Das Ziel der Betreuung ist, die Jugendlichen zur Selbstständigkeit zu befähigen.
Die Jugendhilfeleistung endet in der Regel mit der Volljährigkeit. Sie kann aber verlängert werden, wenn dies angesichts der individuellen Situation notwendig ist.
Die Kreise und kreisfreien Städte bauen entsprechende Strukturen auf und schaffen
ausreichend Unterbringungsmöglichkeiten. Dafür muss in vielen Fällen sowohl bei
den Jugendämtern als auch bei den freien Trägern zusätzliches Personal eingestellt
werden, für die das Land Fortbildungsangebote bereitstellt.
Das Land stellt die Finanzierung durch eine Kostenerstattung an die Kreise und
kreisfreien Städte sicher. Die Kosten pro Minderjährigen sind sehr unterschiedlich
und abhängig von der Dauer der Unterbringung und der Art der Hilfe. Im vergangenen Jahr lag der durchschnittliche Betrag der Erstattung an die Kommunen nach
dem bis zum 31. Oktober 2015 geltenden Verfahren bei etwa 23.000 Euro.
Außerdem wird das Land nach der neuen Regelung den personellen Mehraufwand
der Kommunen ausgleichen, der z.B. im Bereich des allgemeinen Sozialdienstes
und der Amtsvormundschaften entsteht. Dafür hat das Jugendministerium für November und Dezember 2015 den Jugendämtern 900.000 Euro zusätzlich bereitgestellt.
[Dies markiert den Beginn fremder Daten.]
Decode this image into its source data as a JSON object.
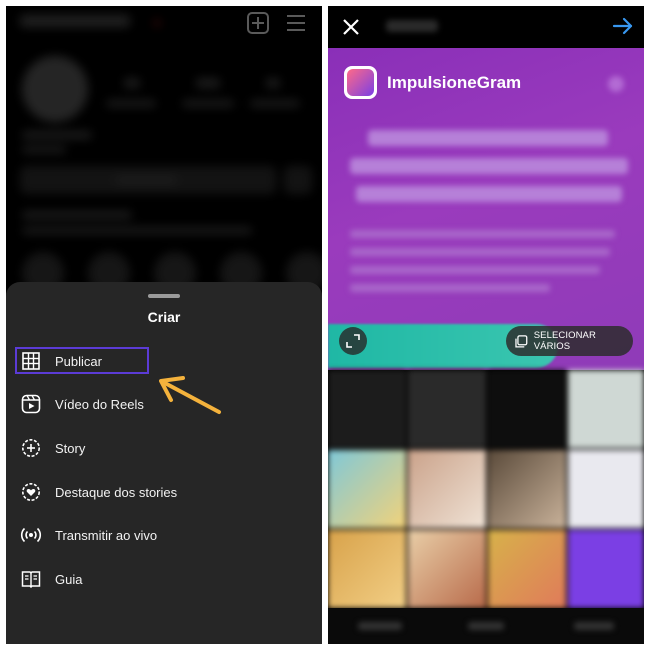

Durch die neuen rechtlichen und inhaltlichen Anforderungen werden sich diese Kosten deutlich erhöhen. Die konkrete Höhe lässt sich für Brandenburg noch nicht beziffern Der Bund hat den Ländern zugesichert, sich von 2016 bis 2019 bundesweit mit
jährlich 350 Millionen Euro an den Kosten zu beteiligen.